Pierre Coriolan qu’elle voyait «à chaque deux, trois semaines» n’était «pas un homme méchant», a-t-elle martelé devant le coroner.

Mêmes échos chez son autre soeur, Yolande, entendue mardi. Si son frère était quelqu’un de «réservé», il était «toujours là» pour elle.

«C’est lui qui a sauvé ma vie après Dieu», a-t-elle raconté, faisant référence à un épisode de maladie qu’elle aurait vécu dans les années 1990. Alors chauffeur de taxi, Pierre Coriolan l’aurait accompagnée dans son véhicule jusqu’à l’hôpital.
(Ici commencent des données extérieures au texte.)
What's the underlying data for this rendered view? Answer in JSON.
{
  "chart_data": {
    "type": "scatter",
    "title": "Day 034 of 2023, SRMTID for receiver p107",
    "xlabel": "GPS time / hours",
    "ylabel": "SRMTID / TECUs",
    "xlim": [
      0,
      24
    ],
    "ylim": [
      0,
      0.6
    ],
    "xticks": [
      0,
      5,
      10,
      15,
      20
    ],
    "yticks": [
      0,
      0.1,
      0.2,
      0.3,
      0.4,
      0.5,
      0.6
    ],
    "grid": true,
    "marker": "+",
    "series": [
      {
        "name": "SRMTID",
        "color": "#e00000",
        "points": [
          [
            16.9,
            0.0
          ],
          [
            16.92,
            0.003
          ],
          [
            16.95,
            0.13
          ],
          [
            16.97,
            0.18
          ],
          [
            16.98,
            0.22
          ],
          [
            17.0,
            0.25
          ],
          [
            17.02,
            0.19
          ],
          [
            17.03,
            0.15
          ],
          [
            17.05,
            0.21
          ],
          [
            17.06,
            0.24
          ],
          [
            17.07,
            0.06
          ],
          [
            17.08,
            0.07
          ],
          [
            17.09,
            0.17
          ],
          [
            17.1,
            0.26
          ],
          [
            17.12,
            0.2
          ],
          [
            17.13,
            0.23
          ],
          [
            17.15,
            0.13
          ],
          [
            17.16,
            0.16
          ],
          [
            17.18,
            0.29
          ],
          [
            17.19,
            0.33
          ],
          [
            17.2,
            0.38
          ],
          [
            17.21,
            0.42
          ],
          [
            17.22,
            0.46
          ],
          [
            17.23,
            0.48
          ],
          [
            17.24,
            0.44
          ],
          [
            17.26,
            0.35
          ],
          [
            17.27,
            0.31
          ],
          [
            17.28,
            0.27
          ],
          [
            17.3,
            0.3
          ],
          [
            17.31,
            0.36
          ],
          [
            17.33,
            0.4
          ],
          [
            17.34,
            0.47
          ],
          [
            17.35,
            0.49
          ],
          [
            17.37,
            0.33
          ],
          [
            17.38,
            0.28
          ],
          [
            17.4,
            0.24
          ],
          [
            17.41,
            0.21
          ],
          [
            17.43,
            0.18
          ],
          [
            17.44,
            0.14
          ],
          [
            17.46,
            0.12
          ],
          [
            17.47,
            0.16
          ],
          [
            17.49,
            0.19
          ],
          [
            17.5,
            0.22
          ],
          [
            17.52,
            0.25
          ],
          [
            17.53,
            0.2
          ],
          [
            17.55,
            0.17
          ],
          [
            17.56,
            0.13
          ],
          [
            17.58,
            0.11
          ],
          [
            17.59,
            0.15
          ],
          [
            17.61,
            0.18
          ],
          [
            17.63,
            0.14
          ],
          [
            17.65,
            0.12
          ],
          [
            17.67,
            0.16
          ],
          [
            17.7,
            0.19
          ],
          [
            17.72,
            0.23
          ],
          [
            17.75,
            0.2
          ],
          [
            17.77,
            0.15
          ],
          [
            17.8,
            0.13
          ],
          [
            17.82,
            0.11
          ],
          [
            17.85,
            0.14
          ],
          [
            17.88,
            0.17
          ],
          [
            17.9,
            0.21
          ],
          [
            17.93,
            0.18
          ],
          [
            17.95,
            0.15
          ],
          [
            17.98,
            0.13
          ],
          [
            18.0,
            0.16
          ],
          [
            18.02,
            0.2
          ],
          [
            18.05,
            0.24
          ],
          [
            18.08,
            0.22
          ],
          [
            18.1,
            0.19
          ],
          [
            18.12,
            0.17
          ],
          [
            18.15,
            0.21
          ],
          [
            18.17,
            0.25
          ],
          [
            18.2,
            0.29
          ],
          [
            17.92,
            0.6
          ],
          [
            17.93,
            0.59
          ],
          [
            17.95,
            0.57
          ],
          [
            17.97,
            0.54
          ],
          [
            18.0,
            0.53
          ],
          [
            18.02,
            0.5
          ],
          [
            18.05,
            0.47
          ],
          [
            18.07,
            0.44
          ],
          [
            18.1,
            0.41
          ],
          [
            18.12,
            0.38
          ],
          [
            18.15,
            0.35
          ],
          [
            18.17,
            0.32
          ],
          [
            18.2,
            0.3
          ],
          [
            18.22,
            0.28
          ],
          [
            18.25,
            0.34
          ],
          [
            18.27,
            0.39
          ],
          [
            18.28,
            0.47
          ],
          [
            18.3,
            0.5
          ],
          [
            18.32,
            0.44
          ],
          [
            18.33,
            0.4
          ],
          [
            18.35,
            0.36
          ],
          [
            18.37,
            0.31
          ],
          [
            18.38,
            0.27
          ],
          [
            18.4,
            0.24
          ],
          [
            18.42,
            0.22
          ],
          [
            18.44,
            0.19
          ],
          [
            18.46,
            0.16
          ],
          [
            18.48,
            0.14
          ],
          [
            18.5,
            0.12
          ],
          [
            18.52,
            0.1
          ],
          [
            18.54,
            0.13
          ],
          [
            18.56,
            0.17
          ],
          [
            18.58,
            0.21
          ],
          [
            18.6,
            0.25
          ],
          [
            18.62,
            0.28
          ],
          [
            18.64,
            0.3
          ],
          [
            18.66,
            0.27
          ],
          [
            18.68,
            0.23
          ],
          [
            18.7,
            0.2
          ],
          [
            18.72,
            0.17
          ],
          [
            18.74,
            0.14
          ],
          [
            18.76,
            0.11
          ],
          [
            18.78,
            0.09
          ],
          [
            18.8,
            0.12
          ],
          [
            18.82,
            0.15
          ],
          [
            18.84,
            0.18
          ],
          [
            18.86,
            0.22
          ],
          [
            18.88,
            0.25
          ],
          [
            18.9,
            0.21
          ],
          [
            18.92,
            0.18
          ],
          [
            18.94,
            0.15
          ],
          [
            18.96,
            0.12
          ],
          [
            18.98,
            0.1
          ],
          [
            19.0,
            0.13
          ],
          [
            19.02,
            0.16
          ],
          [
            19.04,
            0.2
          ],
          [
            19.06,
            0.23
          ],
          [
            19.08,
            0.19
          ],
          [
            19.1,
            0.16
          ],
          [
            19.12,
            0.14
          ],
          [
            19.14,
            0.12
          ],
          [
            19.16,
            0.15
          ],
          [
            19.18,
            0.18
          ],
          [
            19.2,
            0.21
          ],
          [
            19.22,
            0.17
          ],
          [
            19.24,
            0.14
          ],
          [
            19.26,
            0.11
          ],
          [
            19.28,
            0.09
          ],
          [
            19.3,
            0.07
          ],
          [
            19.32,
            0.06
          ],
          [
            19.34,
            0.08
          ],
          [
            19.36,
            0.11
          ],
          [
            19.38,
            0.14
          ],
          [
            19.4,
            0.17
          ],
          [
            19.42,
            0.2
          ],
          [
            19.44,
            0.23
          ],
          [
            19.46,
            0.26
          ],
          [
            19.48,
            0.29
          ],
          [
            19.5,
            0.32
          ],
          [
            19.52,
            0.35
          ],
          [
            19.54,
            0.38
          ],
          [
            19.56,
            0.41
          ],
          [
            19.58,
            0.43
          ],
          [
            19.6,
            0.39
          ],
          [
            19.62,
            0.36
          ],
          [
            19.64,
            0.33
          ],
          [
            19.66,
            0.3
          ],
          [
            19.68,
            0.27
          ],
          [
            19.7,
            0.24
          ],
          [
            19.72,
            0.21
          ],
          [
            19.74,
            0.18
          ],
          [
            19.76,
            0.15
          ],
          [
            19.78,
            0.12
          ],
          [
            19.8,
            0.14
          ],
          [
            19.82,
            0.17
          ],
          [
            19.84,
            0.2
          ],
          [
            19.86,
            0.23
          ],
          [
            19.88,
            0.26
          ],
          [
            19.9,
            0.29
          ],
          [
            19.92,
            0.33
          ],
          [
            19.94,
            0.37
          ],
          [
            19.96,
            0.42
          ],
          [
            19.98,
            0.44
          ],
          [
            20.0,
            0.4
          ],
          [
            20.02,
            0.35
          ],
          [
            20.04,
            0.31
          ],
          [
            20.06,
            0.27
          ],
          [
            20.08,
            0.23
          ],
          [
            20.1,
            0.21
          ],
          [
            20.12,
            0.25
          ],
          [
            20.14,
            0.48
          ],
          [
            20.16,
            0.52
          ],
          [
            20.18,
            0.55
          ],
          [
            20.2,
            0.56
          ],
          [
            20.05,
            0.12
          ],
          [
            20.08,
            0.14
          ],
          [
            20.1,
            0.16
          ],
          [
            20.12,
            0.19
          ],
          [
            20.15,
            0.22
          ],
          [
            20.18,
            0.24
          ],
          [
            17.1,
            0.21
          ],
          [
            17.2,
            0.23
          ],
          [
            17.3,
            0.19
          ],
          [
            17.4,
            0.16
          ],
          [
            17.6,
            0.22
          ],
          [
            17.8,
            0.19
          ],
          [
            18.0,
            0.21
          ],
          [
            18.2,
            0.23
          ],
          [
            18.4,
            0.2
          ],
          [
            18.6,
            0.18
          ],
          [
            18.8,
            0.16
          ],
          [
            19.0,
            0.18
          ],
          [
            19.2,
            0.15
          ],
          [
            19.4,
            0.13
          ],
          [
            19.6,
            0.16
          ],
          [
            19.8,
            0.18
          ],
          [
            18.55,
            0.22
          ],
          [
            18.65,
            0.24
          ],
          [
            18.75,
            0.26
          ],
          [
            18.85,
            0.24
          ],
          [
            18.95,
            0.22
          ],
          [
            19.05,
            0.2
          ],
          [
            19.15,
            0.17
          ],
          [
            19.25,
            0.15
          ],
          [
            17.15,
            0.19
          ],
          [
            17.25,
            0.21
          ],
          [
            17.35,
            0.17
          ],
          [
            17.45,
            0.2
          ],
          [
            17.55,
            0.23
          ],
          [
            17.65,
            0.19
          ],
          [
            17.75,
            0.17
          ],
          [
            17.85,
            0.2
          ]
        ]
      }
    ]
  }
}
Les avocats des policiers et de la Ville de Montréal ont pour leur part profité du passage de Mme Coriolan pour l’interroger sur sa famille, ses fréquentations. S’ils se connaissaient bien, pourquoi M. Coriolan ne parlait-il pas plus souvent de sa fille, Christelle, ont-ils demandé?

Ils ont également interrogé les témoins sur le mode de vie de M. Coriolan, sans emploi. M. Coriolan avait-il vécu une chute libre dans les mois précédant son décès qui pouvait expliquer sa détresse le soir du 27 juin, ont-ils renchérit.

Épisode de détresse

Au moment de sa mort, M. Coriolan vivait un épisode de détresse. Dans un témoignage récolté par le BEI et présenté à la cour, un intervenant de la Fédération des OSBL d’habitation de Montréal, Jean-Philippe Tremblay, affirme avoir discuté avec M. Coriolan dans les années précédent son décès. Il décrit un homme «poli et respectueux, pas agressif».

Selon lui, toutefois, des locataires de l’immeuble à logements où vivait M. Coriolan avaient précédemment déposé des plaintes pour «comportement dérangeant» de la part de l’homme de 58 ans.

L’un des voisins de M. Coriolan, Luc White, a aussi témoigné mardi. «Quand il sautait sa coche, je l’entendais», a-t-il dit de son voisin du haut. Mais quand il croisait M. Coriolan dans l’appartement, le témoin n’a jamais eu peur, a-t-il avancé.

«Il n’était pas agressif», a signalé M. White.

Lundi, une experte-toxicologue avait soutenu qu’un «taux thérapeutique élevé» de cocaïne avait été repéré dans le sang de M. Coriolan à sa mort. Lizaline et Yolande Coriolan soutiennent qu’elles n’avaient aucune connaissance de problèmes de consommation chez leur frère.

Sept détonations

Un expert en balistique, Gilbert Desjardins, avait lui aussi témoigné au Palais plus tôt mardi matin afin de reconstituer le déroulement de la scène.

Selon lui, les policiers présents ont déchargé sept tirs – de pistolet, de lance-grenades et de fusil à impulsion électrique – en 25 secondes au troisième étage de l’immeuble de la rue Robillard où Pierre Coriolan s’est fait abattre.

Parmi ces coups de feu, trois tirs de pistolet en moins d’une seconde.

Les audiences devant le coroner se poursuivront au moins jusqu’à la semaine prochaine, à Montréal.